芝生のある風景 水田の風景
2007/09/04
夏欧米を旅行すると日本ではめったに聞かれない音を聞く。芝刈り機の音である。
特にアメリカの住宅地では、夕食後や土曜日の朝、あちこちでエンジン芝刈り機の音が聞こえてくる。どこの家にも芝生があり、芝生の手入れをすることがよき隣人の証である。
芝生はもともとイギリスでは、牧場のイメージを庭に持ち込んだものと聞いたことがある。そう云えば、スコットランドで、広大な園内に羊が放し飼いされている庭園を見たことがある。
アメリカでは、社会的に成功した人の一つの夢として、田舎に農園を持ち馬を飼ううことと聞く。アメリカの大統領が外国の要人を、親しい友人として招く演出として農園を利用しているのをニュースで見る。
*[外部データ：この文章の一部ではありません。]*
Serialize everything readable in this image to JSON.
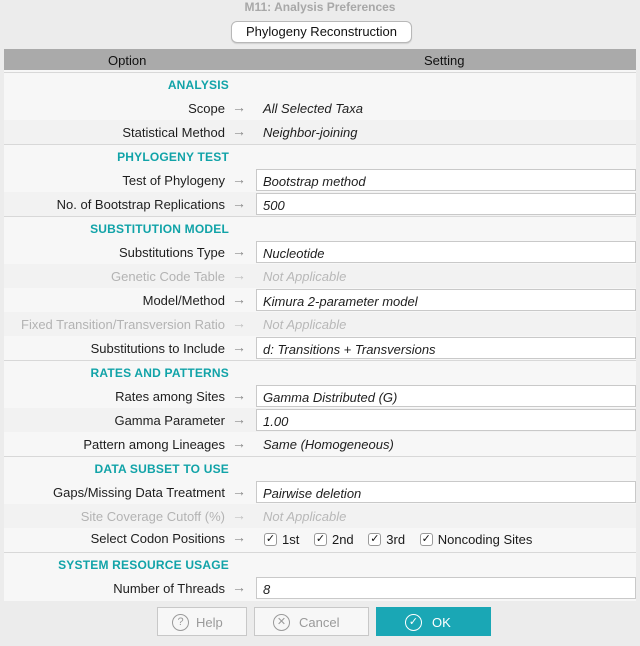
{
  "window": {
    "title": "M11: Analysis Preferences"
  },
  "tab": {
    "label": "Phylogeny Reconstruction"
  },
  "columns": {
    "option": "Option",
    "setting": "Setting"
  },
  "sections": {
    "analysis": "ANALYSIS",
    "phylogeny_test": "PHYLOGENY TEST",
    "substitution_model": "SUBSTITUTION MODEL",
    "rates_patterns": "RATES AND PATTERNS",
    "data_subset": "DATA SUBSET TO USE",
    "system_resource": "SYSTEM RESOURCE USAGE"
  },
  "arrow_glyph": "→",
  "rows": {
    "scope": {
      "label": "Scope",
      "value": "All Selected Taxa"
    },
    "statistical_method": {
      "label": "Statistical Method",
      "value": "Neighbor-joining"
    },
    "test_of_phylogeny": {
      "label": "Test of Phylogeny",
      "value": "Bootstrap method"
    },
    "bootstrap_replications": {
      "label": "No. of Bootstrap Replications",
      "value": "500"
    },
    "substitutions_type": {
      "label": "Substitutions Type",
      "value": "Nucleotide"
    },
    "genetic_code_table": {
      "label": "Genetic Code Table",
      "value": "Not Applicable"
    },
    "model_method": {
      "label": "Model/Method",
      "value": "Kimura 2-parameter model"
    },
    "fixed_ratio": {
      "label": "Fixed Transition/Transversion Ratio",
      "value": "Not Applicable"
    },
    "substitutions_include": {
      "label": "Substitutions to Include",
      "value": "d: Transitions + Transversions"
    },
    "rates_among_sites": {
      "label": "Rates among Sites",
      "value": "Gamma Distributed (G)"
    },
    "gamma_parameter": {
      "label": "Gamma Parameter",
      "value": "1.00"
    },
    "pattern_lineages": {
      "label": "Pattern among Lineages",
      "value": "Same (Homogeneous)"
    },
    "gaps_missing": {
      "label": "Gaps/Missing Data Treatment",
      "value": "Pairwise deletion"
    },
    "site_coverage": {
      "label": "Site Coverage Cutoff (%)",
      "value": "Not Applicable"
    },
    "codon_positions": {
      "label": "Select Codon Positions"
    },
    "threads": {
      "label": "Number of Threads",
      "value": "8"
    }
  },
  "codons": {
    "check_glyph": "✓",
    "first": {
      "label": "1st",
      "checked": true
    },
    "second": {
      "label": "2nd",
      "checked": true
    },
    "third": {
      "label": "3rd",
      "checked": true
    },
    "noncoding": {
      "label": "Noncoding Sites",
      "checked": true
    }
  },
  "buttons": {
    "help": {
      "label": "Help",
      "icon": "?"
    },
    "cancel": {
      "label": "Cancel",
      "icon": "✕"
    },
    "ok": {
      "label": "OK",
      "icon": "✓"
    }
  },
  "colors": {
    "accent": "#11a3a8",
    "ok_button": "#1aa7b5",
    "header_bar": "#aaaaaa"
  }
}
日本の庭園は、様式、芸術性、繊細さ、どれをとっても世界に冠たるものとして欧米の知識人の間では知られている。ただ、宮中や神社にはあるようだが、日本式庭園に水田が組み込まれていないのはどうしてだろう。蓮や、睡蓮、菖蒲など水生の植物を庭の植生としているのに、日本人の米に対する思い入れは絶対でり、水田の美しさは、単に風景としてだけでなく、宗教的な心情もあったと思うが、庭園に取り込む発想が生まれなかったのを不思議に思う。
右は、実り始めた水田を前面に、背景に小公園を取り入れた日本の風景。
この画面全体を庭園として見られないだろうか。 上の映像は Old Westbury Garden NY の庭園の芝生とその背景。